Sam (John Goodman) and Charlotte (Diane Keaton) are a whole different story. Charlotte is a Cooper by birth (Bucky’s daughter) and is the mother-in-law (or mother) that every stereotype was born from. Everything is always about her, which drives her two kids – Hank and Eleanor – crazy. Be it Hank’s inability to keep a wife or job or Eleanor’s affair with a married man, Charlotte always wants to know “was it something I did?” After forty years of marriage, a continuing, unhealthy obsession with her kids, and an untold number of broken promises (including a 35-year delayed trip to Africa), Sam is at the end of his rope. He doesn’t want to give up, but Charlotte devoted everything to her kids and Sam waited decades for her to devote some time to him. It’s tough to blame a guy for wanting to have a little happiness before he dies after forty years of being little more than a prop. And, you would want to leave too if your wife (or husband) insisted on elaborate Christmas gatherings including forcing everyone to say what they are thankful for around the dinner table and sing Christmas carols in the living room as a group. Dicks like Charlotte are a special breed.
Finally, we have Eleanor Cooper (Olivia Wilde). She is hanging around the airport after having arrived in town, stalling as much as she can before heading to the big gathering, when she meets Joe (Jake Lacy). The two of them are as opposite of each other as two people can be, but they are easily the most interesting people in the movie. They are also the obvious love story of the film, but what makes them interesting is that they are caricatures of the two sides of our political system. Eleanor is an insufferable, liberal democrat who feels the need to lecture Joe about everything he’s “wrong” about. Joe is a religious, conservative republican who looks down his nose at Eleanor’s beliefs and judges her on everything. Also, he’s an Army soldier, just to complete the stereotype. Joe’s flight is cancelled (which is why they’re both still in the airport) and after several cutesy moments and misunderstandings, Emma convinces him to pretend to be her boyfriend and accompany her to the family gathering. These two people are not good humans, but they are entertaining. They also provide the best exchange I’ve heard in a long time:
Eleanor – “You probably don’t even believe in evolution.”

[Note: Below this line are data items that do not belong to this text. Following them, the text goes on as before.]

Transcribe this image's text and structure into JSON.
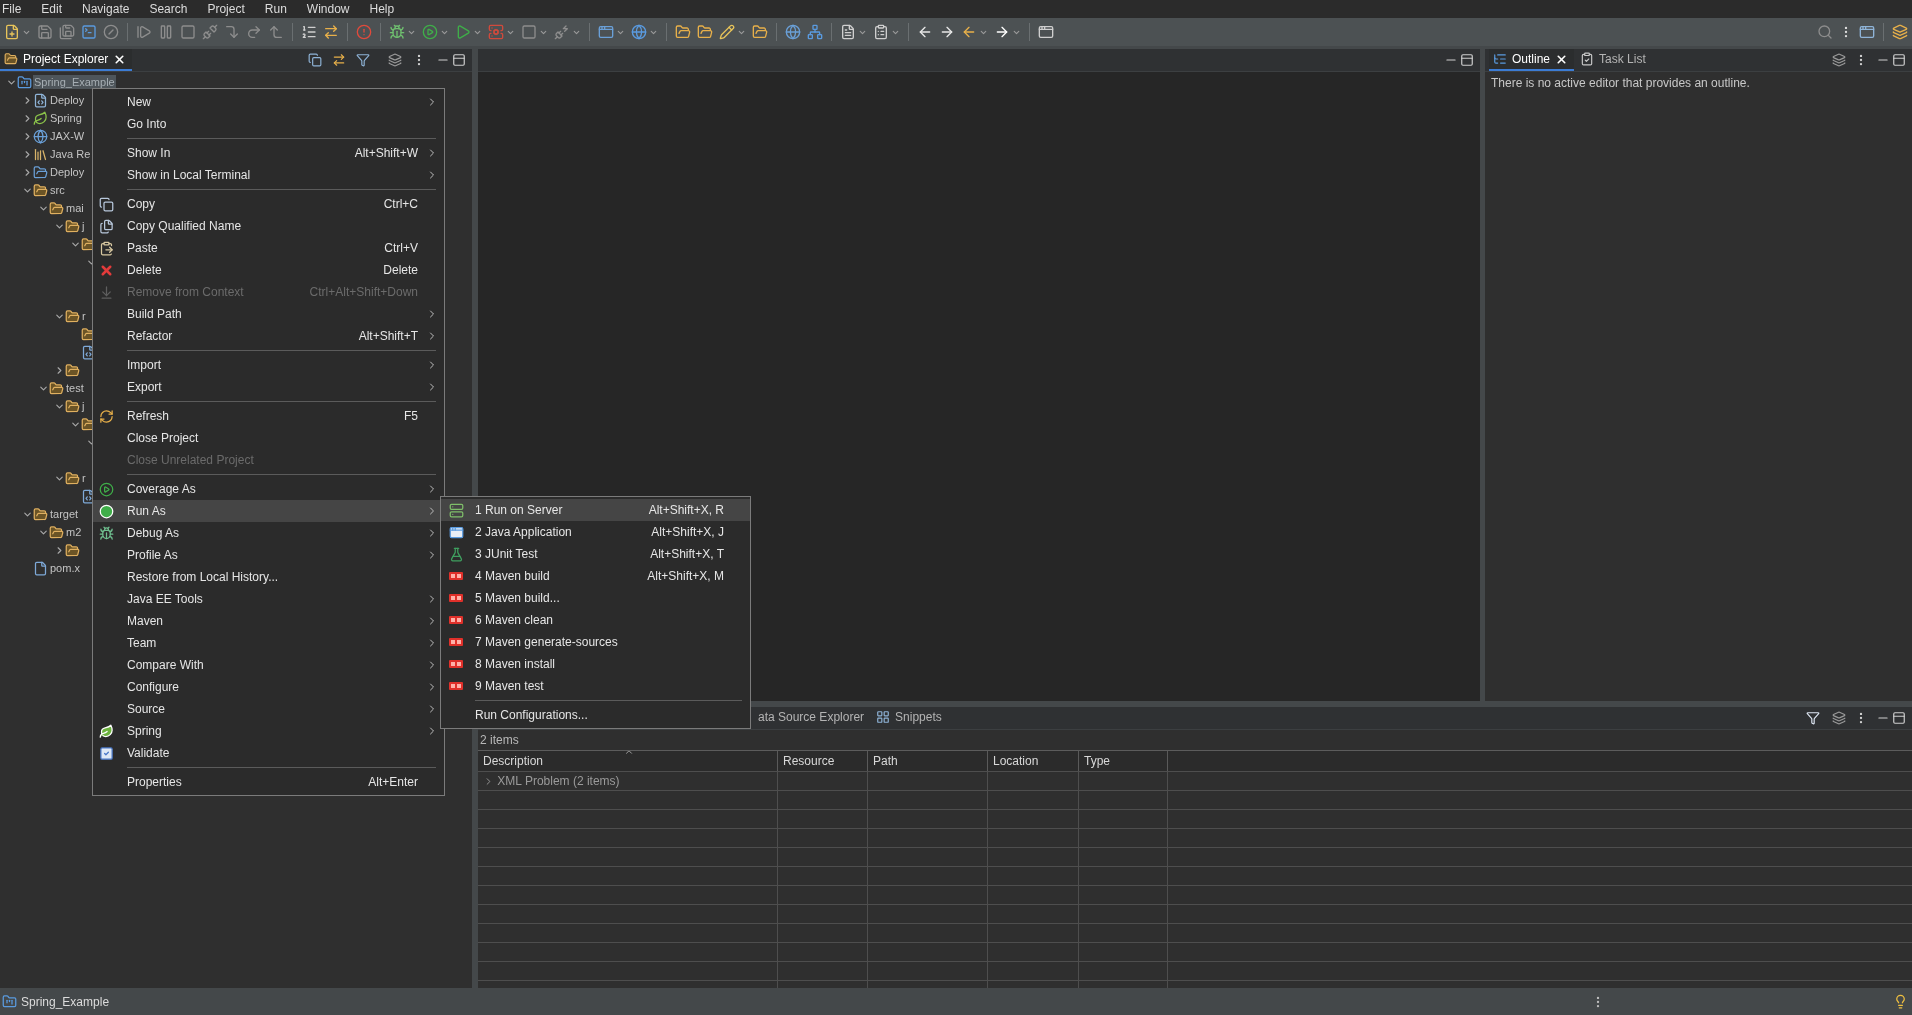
{
  "menu_bar": [
    "File",
    "Edit",
    "Navigate",
    "Search",
    "Project",
    "Run",
    "Window",
    "Help"
  ],
  "project_explorer": {
    "tabs": [
      {
        "label": "Project Explorer",
        "selected": true
      }
    ],
    "tree": [
      {
        "label": "Spring_Example",
        "kind": "project",
        "expanded": true,
        "selected": true,
        "children": [
          {
            "label": "Deploy",
            "kind": "descriptor",
            "expanded": false,
            "selected": false
          },
          {
            "label": "Spring",
            "kind": "spring",
            "expanded": false,
            "selected": false
          },
          {
            "label": "JAX-W",
            "kind": "webservice",
            "expanded": false,
            "selected": false
          },
          {
            "label": "Java Re",
            "kind": "library",
            "expanded": false,
            "selected": false
          },
          {
            "label": "Deploy",
            "kind": "deploy",
            "expanded": false,
            "selected": false
          },
          {
            "label": "src",
            "kind": "folder",
            "expanded": true,
            "selected": false,
            "children": [
              {
                "label": "mai",
                "kind": "folder",
                "expanded": true,
                "selected": false,
                "children": [
                  {
                    "label": "j",
                    "kind": "folder",
                    "expanded": true,
                    "selected": false,
                    "children": [
                      {
                        "kind": "folder",
                        "expanded": true,
                        "selected": false,
                        "children": [
                          {
                            "expanded": true,
                            "selected": false,
                            "children": [
                              {
                                "selected": false
                              },
                              {
                                "selected": false
                              }
                            ]
                          }
                        ]
                      }
                    ]
                  },
                  {
                    "label": "r",
                    "kind": "folder",
                    "expanded": true,
                    "selected": false,
                    "children": [
                      {
                        "kind": "folder",
                        "selected": false
                      },
                      {
                        "kind": "xml",
                        "selected": false
                      }
                    ]
                  },
                  {
                    "kind": "folder",
                    "expanded": false,
                    "selected": false
                  }
                ]
              },
              {
                "label": "test",
                "kind": "folder",
                "expanded": true,
                "selected": false,
                "children": [
                  {
                    "label": "j",
                    "kind": "folder",
                    "expanded": true,
                    "selected": false,
                    "children": [
                      {
                        "kind": "folder",
                        "expanded": true,
                        "selected": false,
                        "children": [
                          {
                            "expanded": true,
                            "selected": false,
                            "children": [
                              {
                                "selected": false
                              }
                            ]
                          }
                        ]
                      }
                    ]
                  },
                  {
                    "label": "r",
                    "kind": "folder",
                    "expanded": true,
                    "selected": false,
                    "children": [
                      {
                        "kind": "xml",
                        "selected": false
                      }
                    ]
                  }
                ]
              }
            ]
          },
          {
            "label": "target",
            "kind": "folder",
            "expanded": true,
            "selected": false,
            "children": [
              {
                "label": "m2",
                "kind": "folder",
                "expanded": true,
                "selected": false,
                "children": [
                  {
                    "kind": "folder",
                    "expanded": false,
                    "selected": false
                  }
                ]
              }
            ]
          },
          {
            "label": "pom.x",
            "kind": "pom",
            "selected": false
          }
        ]
      }
    ]
  },
  "outline": {
    "tabs": [
      {
        "label": "Outline",
        "kind": "outline",
        "closable": true,
        "selected": true
      },
      {
        "label": "Task List",
        "kind": "tasks",
        "closable": false,
        "selected": false
      }
    ],
    "message": "There is no active editor that provides an outline."
  },
  "bottom_panel": {
    "tabs": [
      {
        "label": "ata Source Explorer",
        "selected": false
      },
      {
        "label": "Snippets",
        "kind": "snippets",
        "selected": false
      }
    ],
    "count": "2 items",
    "columns": [
      "Description",
      "Resource",
      "Path",
      "Location",
      "Type"
    ],
    "rows": [
      {
        "description": "XML Problem (2 items)",
        "expanded": false
      }
    ]
  },
  "context_menu": {
    "sections": [
      {
        "items": [
          {
            "label": "New",
            "submenu": true,
            "disabled": false,
            "selected": false
          },
          {
            "label": "Go Into",
            "submenu": false,
            "disabled": false,
            "selected": false
          }
        ]
      },
      {
        "items": [
          {
            "label": "Show In",
            "shortcut": "Alt+Shift+W",
            "submenu": true,
            "disabled": false,
            "selected": false
          },
          {
            "label": "Show in Local Terminal",
            "submenu": true,
            "disabled": false,
            "selected": false
          }
        ]
      },
      {
        "items": [
          {
            "label": "Copy",
            "shortcut": "Ctrl+C",
            "kind": "copy",
            "submenu": false,
            "disabled": false,
            "selected": false
          },
          {
            "label": "Copy Qualified Name",
            "kind": "copy_name",
            "submenu": false,
            "disabled": false,
            "selected": false
          },
          {
            "label": "Paste",
            "shortcut": "Ctrl+V",
            "kind": "paste",
            "submenu": false,
            "disabled": false,
            "selected": false
          },
          {
            "label": "Delete",
            "shortcut": "Delete",
            "kind": "delete",
            "submenu": false,
            "disabled": false,
            "selected": false
          },
          {
            "label": "Remove from Context",
            "shortcut": "Ctrl+Alt+Shift+Down",
            "kind": "remove",
            "submenu": false,
            "disabled": true,
            "selected": false
          },
          {
            "label": "Build Path",
            "submenu": true,
            "disabled": false,
            "selected": false
          },
          {
            "label": "Refactor",
            "shortcut": "Alt+Shift+T",
            "submenu": true,
            "disabled": false,
            "selected": false
          }
        ]
      },
      {
        "items": [
          {
            "label": "Import",
            "submenu": true,
            "disabled": false,
            "selected": false
          },
          {
            "label": "Export",
            "submenu": true,
            "disabled": false,
            "selected": false
          }
        ]
      },
      {
        "items": [
          {
            "label": "Refresh",
            "shortcut": "F5",
            "kind": "refresh",
            "submenu": false,
            "disabled": false,
            "selected": false
          },
          {
            "label": "Close Project",
            "submenu": false,
            "disabled": false,
            "selected": false
          },
          {
            "label": "Close Unrelated Project",
            "submenu": false,
            "disabled": true,
            "selected": false
          }
        ]
      },
      {
        "items": [
          {
            "label": "Coverage As",
            "kind": "coverage",
            "submenu": true,
            "disabled": false,
            "selected": false
          },
          {
            "label": "Run As",
            "kind": "run",
            "submenu": true,
            "disabled": false,
            "selected": true
          },
          {
            "label": "Debug As",
            "kind": "debug",
            "submenu": true,
            "disabled": false,
            "selected": false
          },
          {
            "label": "Profile As",
            "submenu": true,
            "disabled": false,
            "selected": false
          },
          {
            "label": "Restore from Local History...",
            "submenu": false,
            "disabled": false,
            "selected": false
          },
          {
            "label": "Java EE Tools",
            "submenu": true,
            "disabled": false,
            "selected": false
          },
          {
            "label": "Maven",
            "submenu": true,
            "disabled": false,
            "selected": false
          },
          {
            "label": "Team",
            "submenu": true,
            "disabled": false,
            "selected": false
          },
          {
            "label": "Compare With",
            "submenu": true,
            "disabled": false,
            "selected": false
          },
          {
            "label": "Configure",
            "submenu": true,
            "disabled": false,
            "selected": false
          },
          {
            "label": "Source",
            "submenu": true,
            "disabled": false,
            "selected": false
          },
          {
            "label": "Spring",
            "kind": "spring",
            "submenu": true,
            "disabled": false,
            "selected": false
          },
          {
            "label": "Validate",
            "kind": "validate",
            "submenu": false,
            "disabled": false,
            "selected": false
          }
        ]
      },
      {
        "items": [
          {
            "label": "Properties",
            "shortcut": "Alt+Enter",
            "submenu": false,
            "disabled": false,
            "selected": false
          }
        ]
      }
    ]
  },
  "run_as_submenu": {
    "sections": [
      {
        "items": [
          {
            "label": "1 Run on Server",
            "shortcut": "Alt+Shift+X, R",
            "kind": "server",
            "submenu": false,
            "disabled": false,
            "selected": true
          },
          {
            "label": "2 Java Application",
            "shortcut": "Alt+Shift+X, J",
            "kind": "java_app",
            "submenu": false,
            "disabled": false,
            "selected": false
          },
          {
            "label": "3 JUnit Test",
            "shortcut": "Alt+Shift+X, T",
            "kind": "junit",
            "submenu": false,
            "disabled": false,
            "selected": false
          },
          {
            "label": "4 Maven build",
            "shortcut": "Alt+Shift+X, M",
            "kind": "maven",
            "submenu": false,
            "disabled": false,
            "selected": false
          },
          {
            "label": "5 Maven build...",
            "kind": "maven",
            "submenu": false,
            "disabled": false,
            "selected": false
          },
          {
            "label": "6 Maven clean",
            "kind": "maven",
            "submenu": false,
            "disabled": false,
            "selected": false
          },
          {
            "label": "7 Maven generate-sources",
            "kind": "maven",
            "submenu": false,
            "disabled": false,
            "selected": false
          },
          {
            "label": "8 Maven install",
            "kind": "maven",
            "submenu": false,
            "disabled": false,
            "selected": false
          },
          {
            "label": "9 Maven test",
            "kind": "maven",
            "submenu": false,
            "disabled": false,
            "selected": false
          }
        ]
      },
      {
        "items": [
          {
            "label": "Run Configurations...",
            "submenu": false,
            "disabled": false,
            "selected": false
          }
        ]
      }
    ]
  },
  "status_bar": {
    "text": "Spring_Example"
  }
}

Joe – “If we evolved from monkeys, why are there still monkeys?”
Eleanor – “That’s funny; my dog asked me the same thing about wolves.”

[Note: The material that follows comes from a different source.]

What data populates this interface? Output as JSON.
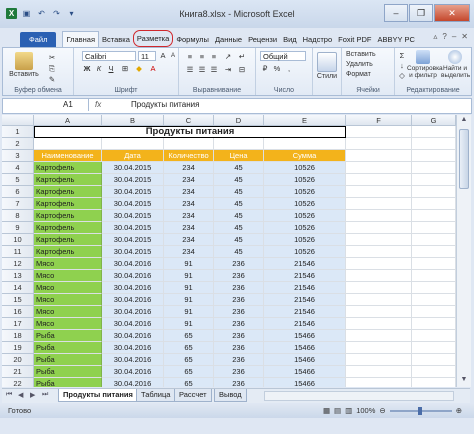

I sincerely hope I get to use that last retort in real life because it (and the French kiss scene) made this entire movie worth watching.
By the time the movie gets to the big Christmas dinner, you will be so thoroughly depressed (or disgusted) at either the characters or their lives that you won’t really care if they forgive each other by the end of the film. This, in a nutshell, is why the vast majority of critics did not like this movie. There’s no plot to speak of; just a bunch of related people winding their depressing stories toward the inevitable dinner explosion between some, if not all, of them. And, despite all of that, I found myself not hating this movie. As much as I didn’t care about any story save Joe and Eleanor, I never once thought I should get up and leave the theater. Maybe that’s the real power of Christmas – it allows you to see the entertainment value in the numerous dicks in life, rather than just getting angry about them. You’re looking forward to Christmas dinner now, aren’t you?
Rating: That sloppy kiss and evolution quote are worth the price of admission…if the price of admission was half of what it is today.